Less Common Variations of the Same Issue
Corrupt Flash Player registry entries from a partial uninstall
Sometimes uninstalling Flash leaves behind registry keys that point to old file versions. When WMP tries to load Flash, it reads the registry, finds a CLSID for Flash, but the file it points to doesn't exist. The symptom: you get the error even after reinstalling. Fix this by using the Adobe Flash Player Uninstaller, which scrubs those orphaned keys. Run it, reboot, then reinstall as above.
64-bit WMP on 64-bit Windows
Default Windows Media Player on 64-bit Windows is the 64-bit version (C:\Program Files\Windows Media Player\wmplayer.exe). That version cannot load 32-bit ActiveX controls. If you're trying to play Flash content, the 64-bit WMP will fail silently or give this exact error. The workaround is to force the 32-bit WMP: run C:\Program Files (x86)\Windows Media Player\wmplayer.exe. Or better — use a standalone Flash projector for SWF files. This isn't a Flash version problem; it's a bitness mismatch.

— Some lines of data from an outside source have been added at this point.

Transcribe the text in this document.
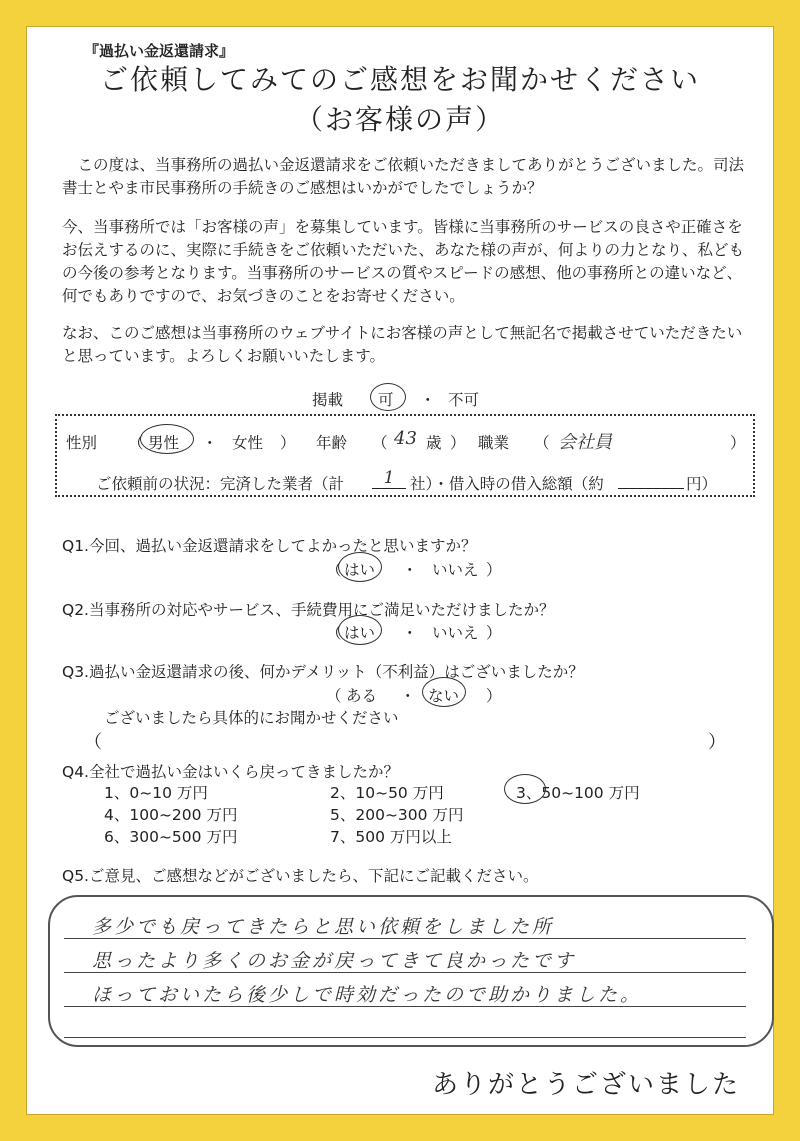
『過払い金返還請求』
ご依頼してみてのご感想をお聞かせください
（お客様の声）
この度は、当事務所の過払い金返還請求をご依頼いただきましてありがとうございました。司法書士とやま市民事務所の手続きのご感想はいかがでしたでしょうか？
今、当事務所では「お客様の声」を募集しています。皆様に当事務所のサービスの良さや正確さをお伝えするのに、実際に手続きをご依頼いただいた、あなた様の声が、何よりの力となり、私どもの今後の参考となります。当事務所のサービスの質やスピードの感想、他の事務所との違いなど、何でもありですので、お気づきのことをお寄せください。
なお、このご感想は当事務所のウェブサイトにお客様の声として無記名で掲載させていただきたいと思っています。よろしくお願いいたします。
掲載 可 ・ 不可
性別 （ 男性 ・ 女性 ） 年齢 （ 43 歳 ） 職業 （ 会社員	）
ご依頼前の状況：完済した業者（計	1	社）・借入時の借入総額（約	円）
Q1.今回、過払い金返還請求をしてよかったと思いますか？
（ はい ・ いいえ ）
Q2.当事務所の対応やサービス、手続費用にご満足いただけましたか？
（ はい ・ いいえ ）
Q3.過払い金返還請求の後、何かデメリット（不利益）はございましたか？
（ ある ・ ない ）
ございましたら具体的にお聞かせください
（	）
Q4.全社で過払い金はいくら戻ってきましたか？
1、0~10 万円	2、10~50 万円	3、50~100 万円
4、100~200 万円	5、200~300 万円
6、300~500 万円	7、500 万円以上
Q5.ご意見、ご感想などがございましたら、下記にご記載ください。
多少でも戻ってきたらと思い依頼をしました所
思ったより多くのお金が戻ってきて良かったです
ほっておいたら後少しで時効だったので助かりました。
ありがとうございました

Windows 10/11 security updates that broke Flash
Microsoft released a Windows Update in July 2021 (KB5004945) that forcibly removes Flash Player from Windows. If you installed that update, Flash is gone, and no standard reinstall will bring it back — Microsoft blocks the installation. If you're on a fully updated Windows 10 21H2 or later, Flash Player simply won't work. Your options: use a Flash emulator like Ruffle (open-source, runs in browser) or install a portable version of an older Flash projector executable, which doesn't rely on the ActiveX control. This is a dead end for WMP, honestly — you're better off converting the file to MP4 or using a dedicated SWF player like "SWF File Player" or "Elmedia Player".

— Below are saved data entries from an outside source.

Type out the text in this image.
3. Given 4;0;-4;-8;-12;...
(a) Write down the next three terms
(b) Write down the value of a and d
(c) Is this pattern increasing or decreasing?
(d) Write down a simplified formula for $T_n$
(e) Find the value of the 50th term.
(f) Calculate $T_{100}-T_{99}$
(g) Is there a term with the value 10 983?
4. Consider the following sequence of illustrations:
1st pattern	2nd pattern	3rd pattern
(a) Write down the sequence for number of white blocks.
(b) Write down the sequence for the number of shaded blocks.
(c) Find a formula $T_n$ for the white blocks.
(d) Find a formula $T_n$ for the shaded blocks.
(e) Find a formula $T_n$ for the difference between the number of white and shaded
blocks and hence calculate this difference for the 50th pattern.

Firewall or antivirus blocking the ActiveX registration
Some aggressive antivirus software (looking at you, McAfee) will block the Flash installer from writing to HKLM\SOFTWARE\Classes\CLSID during installation. The installer completes without errors, but the registration never happens. Check your antivirus logs. Temporarily disable real-time protection during the install, then re-enable after reboot. This is rare but I've seen it on corporate-managed machines.
Prevention
Flash Player is dead. Adobe killed it at the end of 2020. No new security patches, no updates. The safest move is to migrate your Flash content to HTML5 or use a browser-based emulator like Ruffle. For WMP specifically, stop using it for Flash — it's a security risk. The error 0XC00D10CA will only become more common as Microsoft pushes updates that delete Flash components. If you absolutely must keep a Flash-capable machine, block Windows Update KB5004945 and later Flash-removal updates, and never connect that machine to the internet for web browsing. Otherwise, convert your SWF files to MP4 using a tool like FFmpeg with the libavcodec library, and move on. Your future self will thank you.